The Normal QQ-plot shows overall a good behavior of normality, although there are tails at both end. The Shapiro-Wilk normality test supports this assumption.
Hence, it is appropriate to consider the residuals as Gaussian white noise.
After detrending, then fit an ARIMA(2,0,3) model to the errors, we have found a good model for suicide data in Austrilia from 1915 to 2004.

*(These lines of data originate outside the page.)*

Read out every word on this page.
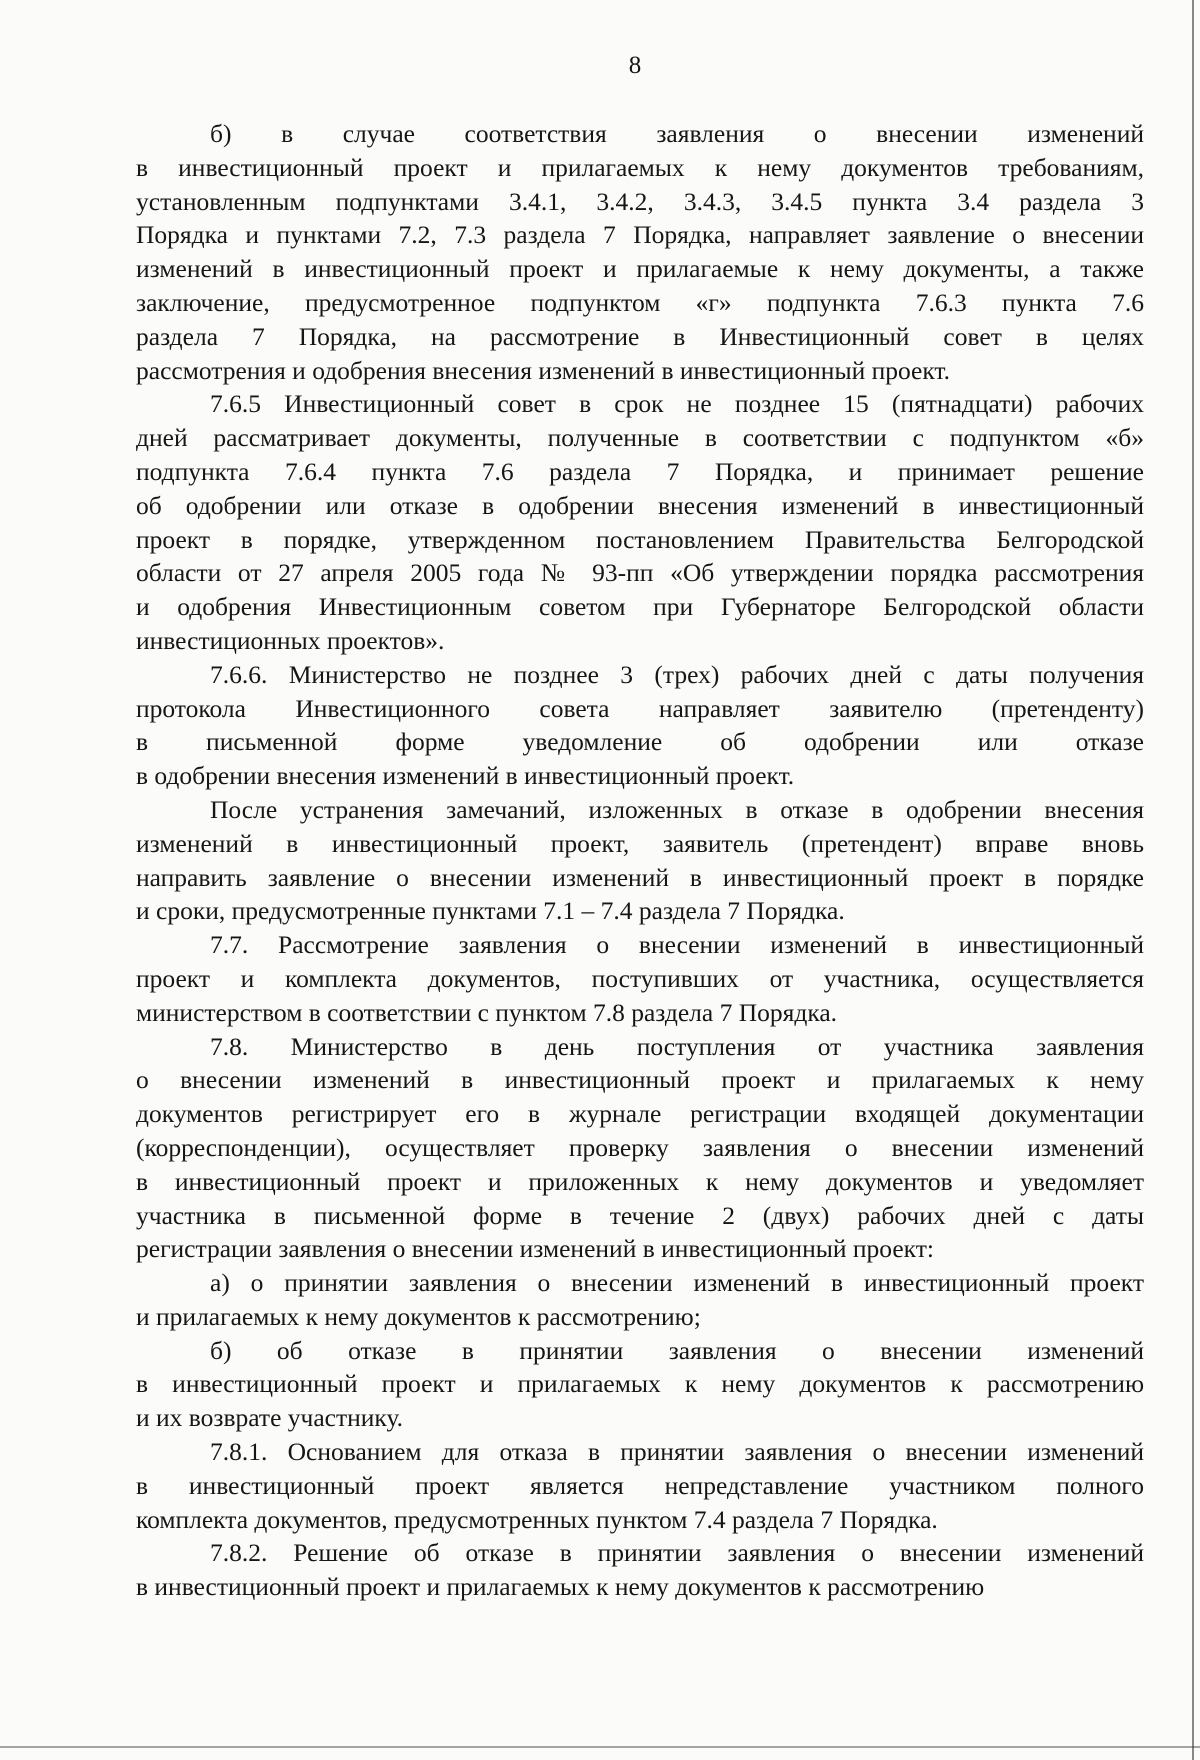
8
б) в случае соответствия заявления о внесении изменений
в инвестиционный проект и прилагаемых к нему документов требованиям,
установленным подпунктами 3.4.1, 3.4.2, 3.4.3, 3.4.5 пункта 3.4 раздела 3
Порядка и пунктами 7.2, 7.3 раздела 7 Порядка, направляет заявление о внесении
изменений в инвестиционный проект и прилагаемые к нему документы, а также
заключение, предусмотренное подпунктом «г» подпункта 7.6.3 пункта 7.6
раздела 7 Порядка, на рассмотрение в Инвестиционный совет в целях
рассмотрения и одобрения внесения изменений в инвестиционный проект.
7.6.5 Инвестиционный совет в срок не позднее 15 (пятнадцати) рабочих
дней рассматривает документы, полученные в соответствии с подпунктом «б»
подпункта 7.6.4 пункта 7.6 раздела 7 Порядка, и принимает решение
об одобрении или отказе в одобрении внесения изменений в инвестиционный
проект в порядке, утвержденном постановлением Правительства Белгородской
области от 27 апреля 2005 года № 93-пп «Об утверждении порядка рассмотрения
и одобрения Инвестиционным советом при Губернаторе Белгородской области
инвестиционных проектов».
7.6.6. Министерство не позднее 3 (трех) рабочих дней с даты получения
протокола Инвестиционного совета направляет заявителю (претенденту)
в письменной форме уведомление об одобрении или отказе
в одобрении внесения изменений в инвестиционный проект.
После устранения замечаний, изложенных в отказе в одобрении внесения
изменений в инвестиционный проект, заявитель (претендент) вправе вновь
направить заявление о внесении изменений в инвестиционный проект в порядке
и сроки, предусмотренные пунктами 7.1 – 7.4 раздела 7 Порядка.
7.7. Рассмотрение заявления о внесении изменений в инвестиционный
проект и комплекта документов, поступивших от участника, осуществляется
министерством в соответствии с пунктом 7.8 раздела 7 Порядка.
7.8. Министерство в день поступления от участника заявления
о внесении изменений в инвестиционный проект и прилагаемых к нему
документов регистрирует его в журнале регистрации входящей документации
(корреспонденции), осуществляет проверку заявления о внесении изменений
в инвестиционный проект и приложенных к нему документов и уведомляет
участника в письменной форме в течение 2 (двух) рабочих дней с даты
регистрации заявления о внесении изменений в инвестиционный проект:
а) о принятии заявления о внесении изменений в инвестиционный проект
и прилагаемых к нему документов к рассмотрению;
б) об отказе в принятии заявления о внесении изменений
в инвестиционный проект и прилагаемых к нему документов к рассмотрению
и их возврате участнику.
7.8.1. Основанием для отказа в принятии заявления о внесении изменений
в инвестиционный проект является непредставление участником полного
комплекта документов, предусмотренных пунктом 7.4 раздела 7 Порядка.
7.8.2. Решение об отказе в принятии заявления о внесении изменений
в инвестиционный проект и прилагаемых к нему документов к рассмотрению
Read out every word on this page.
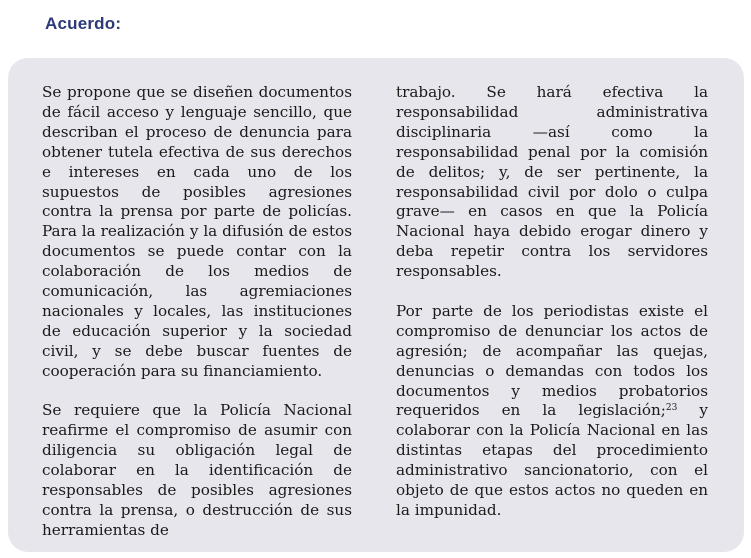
Acuerdo:

Se propone que se diseñen documentos de fácil acceso y lenguaje sencillo, que describan el proceso de denuncia para obtener tutela efectiva de sus derechos e intereses en cada uno de los supuestos de posibles agresiones contra la prensa por parte de policías. Para la realización y la difusión de estos documentos se puede contar con la colaboración de los medios de comunicación, las agremiaciones nacionales y locales, las instituciones de educación superior y la sociedad civil, y se debe buscar fuentes de cooperación para su financiamiento.

Se requiere que la Policía Nacional reafirme el compromiso de asumir con diligencia su obligación legal de colaborar en la identificación de responsables de posibles agresiones contra la prensa, o destrucción de sus herramientas de

trabajo. Se hará efectiva la responsabilidad administrativa disciplinaria —así como la responsabilidad penal por la comisión de delitos; y, de ser pertinente, la responsabilidad civil por dolo o culpa grave— en casos en que la Policía Nacional haya debido erogar dinero y deba repetir contra los servidores responsables.

Por parte de los periodistas existe el compromiso de denunciar los actos de agresión; de acompañar las quejas, denuncias o demandas con todos los documentos y medios probatorios requeridos en la legislación;$^{23}$ y colaborar con la Policía Nacional en las distintas etapas del procedimiento administrativo sancionatorio, con el objeto de que estos actos no queden en la impunidad.
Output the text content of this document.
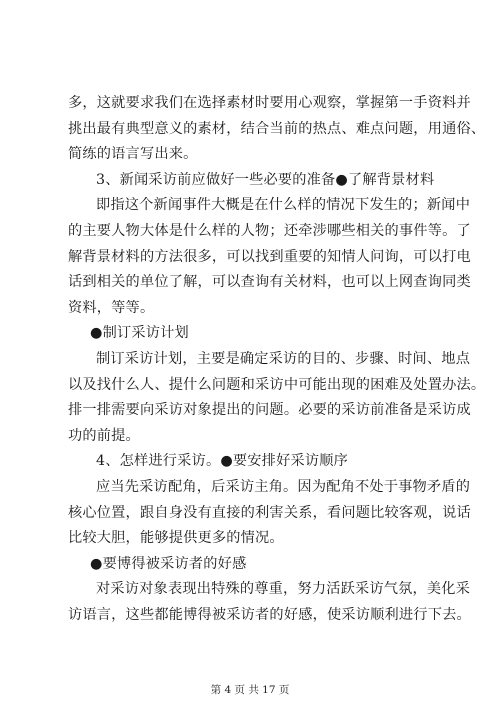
多，这就要求我们在选择素材时要用心观察，掌握第一手资料并
挑出最有典型意义的素材，结合当前的热点、难点问题，用通俗、
简练的语言写出来。
3、新闻采访前应做好一些必要的准备●了解背景材料
即指这个新闻事件大概是在什么样的情况下发生的；新闻中
的主要人物大体是什么样的人物；还牵涉哪些相关的事件等。了
解背景材料的方法很多，可以找到重要的知情人问询，可以打电
话到相关的单位了解，可以查询有关材料，也可以上网查询同类
资料，等等。
●制订采访计划
制订采访计划，主要是确定采访的目的、步骤、时间、地点
以及找什么人、提什么问题和采访中可能出现的困难及处置办法。
排一排需要向采访对象提出的问题。必要的采访前准备是采访成
功的前提。
4、怎样进行采访。●要安排好采访顺序
应当先采访配角，后采访主角。因为配角不处于事物矛盾的
核心位置，跟自身没有直接的利害关系，看问题比较客观，说话
比较大胆，能够提供更多的情况。
●要博得被采访者的好感
对采访对象表现出特殊的尊重，努力活跃采访气氛，美化采
访语言，这些都能博得被采访者的好感，使采访顺利进行下去。
第 4 页 共 17 页
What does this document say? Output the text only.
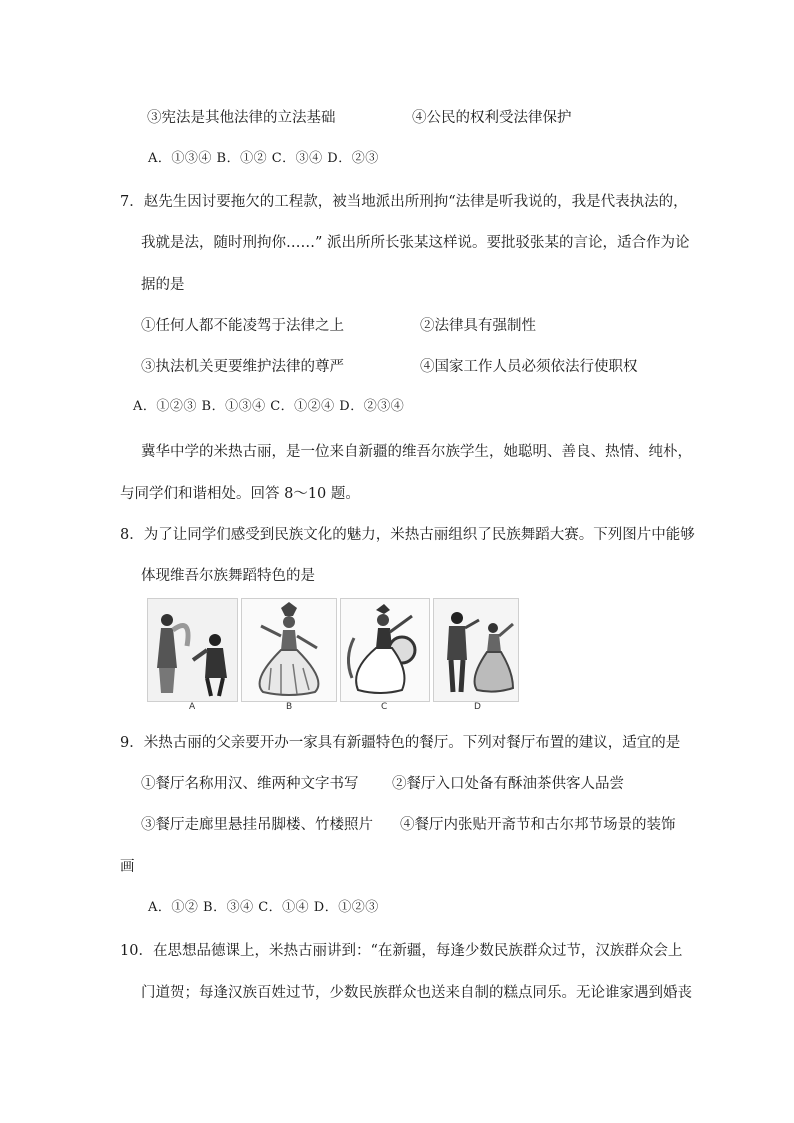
③宪法是其他法律的立法基础	④公民的权利受法律保护
A．①③④ B．①② C．③④ D．②③
7．赵先生因讨要拖欠的工程款，被当地派出所刑拘“法律是听我说的，我是代表执法的，
我就是法，随时刑拘你……” 派出所所长张某这样说。要批驳张某的言论，适合作为论
据的是
①任何人都不能凌驾于法律之上	②法律具有强制性
③执法机关更要维护法律的尊严	④国家工作人员必须依法行使职权
A．①②③ B．①③④ C．①②④ D．②③④
冀华中学的米热古丽，是一位来自新疆的维吾尔族学生，她聪明、善良、热情、纯朴，
与同学们和谐相处。回答 8～10 题。
8．为了让同学们感受到民族文化的魅力，米热古丽组织了民族舞蹈大赛。下列图片中能够
体现维吾尔族舞蹈特色的是
A	B	C	D
9．米热古丽的父亲要开办一家具有新疆特色的餐厅。下列对餐厅布置的建议，适宜的是
①餐厅名称用汉、维两种文字书写 ②餐厅入口处备有酥油茶供客人品尝
③餐厅走廊里悬挂吊脚楼、竹楼照片 ④餐厅内张贴开斋节和古尔邦节场景的装饰
画
A．①② B．③④ C．①④ D．①②③
10．在思想品德课上，米热古丽讲到：“在新疆，每逢少数民族群众过节，汉族群众会上
门道贺；每逢汉族百姓过节，少数民族群众也送来自制的糕点同乐。无论谁家遇到婚丧
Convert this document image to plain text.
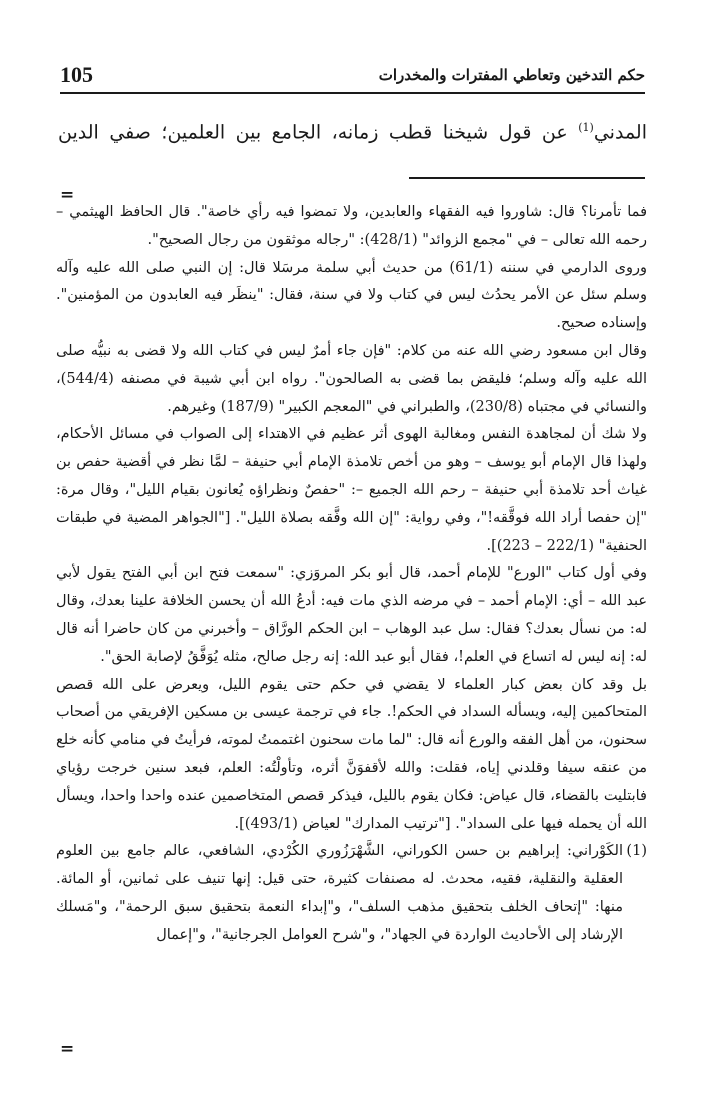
105	حكم التدخين وتعاطي المفترات والمخدرات
المدني$^{(1)}$ عن قول شيخنا قطب زمانه، الجامع بين العلمين؛ صفي الدين
=

فما تأمرنا؟ قال: شاوروا فيه الفقهاء والعابدين، ولا تمضوا فيه رأي خاصة". قال الحافظ الهيثمي – رحمه الله تعالى – في "مجمع الزوائد" (428/1): "رجاله موثقون من رجال الصحيح".

وروى الدارمي في سننه (61/1) من حديث أبي سلمة مرسَلا قال: إن النبي صلى الله عليه وآله وسلم سئل عن الأمر يحدُث ليس في كتاب ولا في سنة، فقال: "ينظَر فيه العابدون من المؤمنين". وإسناده صحيح.

وقال ابن مسعود رضي الله عنه من كلام: "فإن جاء أمرٌ ليس في كتاب الله ولا قضى به نبيُّه صلى الله عليه وآله وسلم؛ فليقض بما قضى به الصالحون". رواه ابن أبي شيبة في مصنفه (544/4)، والنسائي في مجتباه (230/8)، والطبراني في "المعجم الكبير" (187/9) وغيرهم.

ولا شك أن لمجاهدة النفس ومغالبة الهوى أثر عظيم في الاهتداء إلى الصواب في مسائل الأحكام، ولهذا قال الإمام أبو يوسف – وهو من أخص تلامذة الإمام أبي حنيفة – لمَّا نظر في أقضية حفص بن غياث أحد تلامذة أبي حنيفة – رحم الله الجميع –: "حفصٌ ونظراؤه يُعانون بقيام الليل"، وقال مرة: "إن حفصا أراد الله فوقَّقه!"، وفي رواية: "إن الله وفَّقه بصلاة الليل". ["الجواهر المضية في طبقات الحنفية" (222/1 – 223)].

وفي أول كتاب "الورع" للإمام أحمد، قال أبو بكر المروَزي: "سمعت فتح ابن أبي الفتح يقول لأبي عبد الله – أي: الإمام أحمد – في مرضه الذي مات فيه: أدعُ الله أن يحسن الخلافة علينا بعدك، وقال له: من نسأل بعدك؟ فقال: سل عبد الوهاب – ابن الحكم الورَّاق – وأخبرني من كان حاضرا أنه قال له: إنه ليس له اتساع في العلم!، فقال أبو عبد الله: إنه رجل صالح، مثله يُوَفَّقُ لإصابة الحق".

بل وقد كان بعض كبار العلماء لا يقضي في حكم حتى يقوم الليل، ويعرض على الله قصص المتحاكمين إليه، ويسأله السداد في الحكم!. جاء في ترجمة عيسى بن مسكين الإفريقي من أصحاب سحنون، من أهل الفقه والورع أنه قال: "لما مات سحنون اغتممتُ لموته، فرأيتُ في منامي كأنه خلع من عنقه سيفا وقلدني إياه، فقلت: والله لأقفوَنَّ أثره، وتأولْتُه: العلم، فبعد سنين خرجت رؤياي فابتليت بالقضاء، قال عياض: فكان يقوم بالليل، فيذكر قصص المتخاصمين عنده واحدا واحدا، ويسأل الله أن يحمله فيها على السداد". ["ترتيب المدارك" لعياض (493/1)].

(1)
الكَوْراني: إبراهيم بن حسن الكوراني، الشَّهْرَزُوري الكُرْدي، الشافعي، عالم جامع بين العلوم العقلية والنقلية، فقيه، محدث. له مصنفات كثيرة، حتى قيل: إنها تنيف على ثمانين، أو المائة. منها: "إتحاف الخلف بتحقيق مذهب السلف"، و"إبداء النعمة بتحقيق سبق الرحمة"، و"مَسلك الإرشاد إلى الأحاديث الواردة في الجهاد"، و"شرح العوامل الجرجانية"، و"إعمال

=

The model is: \[X_n=4.03-0.13n+3.85*10^{-3}n^2-3.05*10^{-5}n^3+\epsilon_n\] where \[\epsilon_n=1.93\epsilon_{n-1}-0.98\epsilon_{n-2}+\omega_n-1.47\omega_{n-1}+0.26\omega_{n-2}+0.29\omega_{n-3}\], and \(\{\omega_n\}:\omega_n \sim N(0,\sigma^2)\) is Gaussian white noise
Based on this model, we can make predictions. Here is the predictions for the next 50 years:
Based on the 90-year data, we’ve come up with a ARIMA(2,0,3) model. As discussed before, the data is too small for the study of seasonality. The potiential next step could be to get more data, and see if periodic behavior is worth awareness.